URBANA — When something suspicious turns up on a standard mammogram, an ultrasound can be used to provide a few more clues about how dangerous it might be.
But for many women, the next step is a needle biopsy. That's because neither a mammogram nor current ultrasound technology can detect both the stiffness of the tissue — an early indicator of malignancy — along with how it moves after it's been compressed, says Michael Insana, head of the University of Illinois Department of Bioengineering.
Insana is co-principal investigator of the combined UI and Mayo Clinic research team that has been awarded a $2.2 million, five-year grant from the National Cancer Institute to study the role of tissue elasticity in breast cancer diagnosis.
He and his colleagues have developed a new technique called SAVE (Sub-Hertz Analysis of Viscoelasticity) and they're aiming to develop a viable clinical tool during the grant period.
Insana said there is ultrasound technology that can measure tissue stiffness, but the UI/Mayo Clinic technology is unique because it also provides another vital clue for malignancy by measuring the flow under slight compression.
"We're creating these indicators of stiffness," Insana said. "Not only stiffness, but if you press on it, and it continues to move. We're looking at the stiffness and by pressing and moving, that tells us something that is very diagnostic."
The advantage to patients: Ultrasound could be used to regularly track a suspicious breast mass, rather than going right to an invasive biopsy, Insana said.
"We were able to get a 100 percent accurate diagnosis on 21 patients," he said.
Ultrasound, a painless test that uses sound waves to outline part of the body, has become a valuable tool to accompany mammography because it's a less expensive and more widely available option than other diagnostics, such as MRI, according to the American Cancer Society.
There were 211,731 women diagnosed with breast cancer in the U.S. in 2009, the most recent year for which data is available, according to the Centers for Disease Control and Prevention.

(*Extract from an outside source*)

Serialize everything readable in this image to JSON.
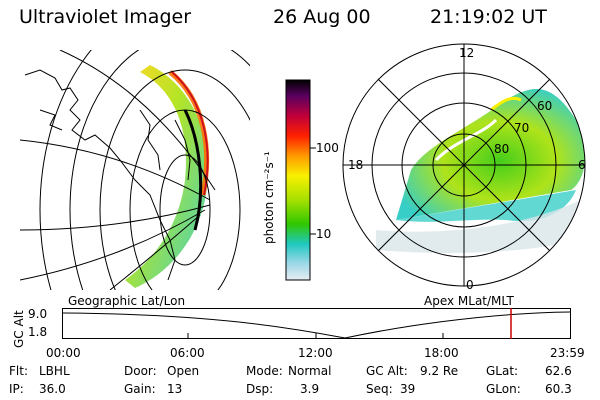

Insana said preliminary studies will be expanded with a larger study involving 400 patients at Mayo Clinic in Rochester, Minn.
If results are promising, he said he could attempt to license the technology, secure a patent and get it to market possibly even before the end of the five-year period.
"But it depends on how promising it looks," he said.
The UI and Mayo Clinic launched a research alliance in 2010, with areas of cooperation to include basic, translational and clinical research, bioengineering (especially for point-of-care diagnostics) and development of tools and methods in computational biology and medicine.